If law enforcement arrests and charges your child with a crime, you may feel angry, fearful and helpless. Understanding the Florida juvenile justice process can help you get a handle on this difficult situation.
Learn more about what to expect if your child becomes involved with the state juvenile justice system.
After the arrest
The next steps after juvenile charges depend on the specific crime, at the discretion of law enforcement. First, the officer will take your child either to a juvenile detention center or assessment center for screening. This process determines whether the state should detain your child depending if he or she poses a risk to others.
In most cases, however, you will be able to take custody of your child. Law enforcement will refer him or her to a diversion program, which may involve probation, community service or other requirements.

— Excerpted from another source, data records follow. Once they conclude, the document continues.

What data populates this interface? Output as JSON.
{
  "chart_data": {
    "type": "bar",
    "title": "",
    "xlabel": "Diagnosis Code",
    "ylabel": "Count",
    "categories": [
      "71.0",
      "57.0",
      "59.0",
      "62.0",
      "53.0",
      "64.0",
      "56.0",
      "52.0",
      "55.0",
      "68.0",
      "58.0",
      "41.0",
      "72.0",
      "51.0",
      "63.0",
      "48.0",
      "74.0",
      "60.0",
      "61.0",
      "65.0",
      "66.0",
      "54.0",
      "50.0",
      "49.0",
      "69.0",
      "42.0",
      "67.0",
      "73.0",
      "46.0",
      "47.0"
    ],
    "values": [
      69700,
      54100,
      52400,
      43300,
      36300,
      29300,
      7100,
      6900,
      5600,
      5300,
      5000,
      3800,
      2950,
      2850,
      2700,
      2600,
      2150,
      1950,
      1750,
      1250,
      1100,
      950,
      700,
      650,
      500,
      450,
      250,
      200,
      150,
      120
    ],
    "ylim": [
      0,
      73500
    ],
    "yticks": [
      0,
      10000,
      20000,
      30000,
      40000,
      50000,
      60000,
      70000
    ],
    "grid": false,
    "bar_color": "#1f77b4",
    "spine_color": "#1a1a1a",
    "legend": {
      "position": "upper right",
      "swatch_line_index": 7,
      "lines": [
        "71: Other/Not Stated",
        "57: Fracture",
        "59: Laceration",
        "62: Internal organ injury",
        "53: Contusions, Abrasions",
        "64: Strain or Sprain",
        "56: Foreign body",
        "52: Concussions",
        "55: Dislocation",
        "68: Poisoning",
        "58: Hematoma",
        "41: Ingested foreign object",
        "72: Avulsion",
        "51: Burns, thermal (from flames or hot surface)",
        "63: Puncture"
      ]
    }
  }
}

The role of the juvenile probation officer
The state will assign your child a juvenile probation officer, who serves as a case manager and makes recommendations about your child’s case. This professional uses the PACT assessment, which stands for Positive Achievement Change Tool, to identify your child’s strengths and areas for improvement. Based on the severity of the offense, these recommendations may include:
- Vocational skills training
- Academic progress monitoring
- Letter of apology to individuals affected by the crime
- Mental health treatment
- Substance use disorder treatment
- Drug screening
- Family counseling
The JPO will help your family coordinate these services and create a youth-empowered success (YES) plan. This document contains individual and family goals for your child along with interventions targeted toward these goals.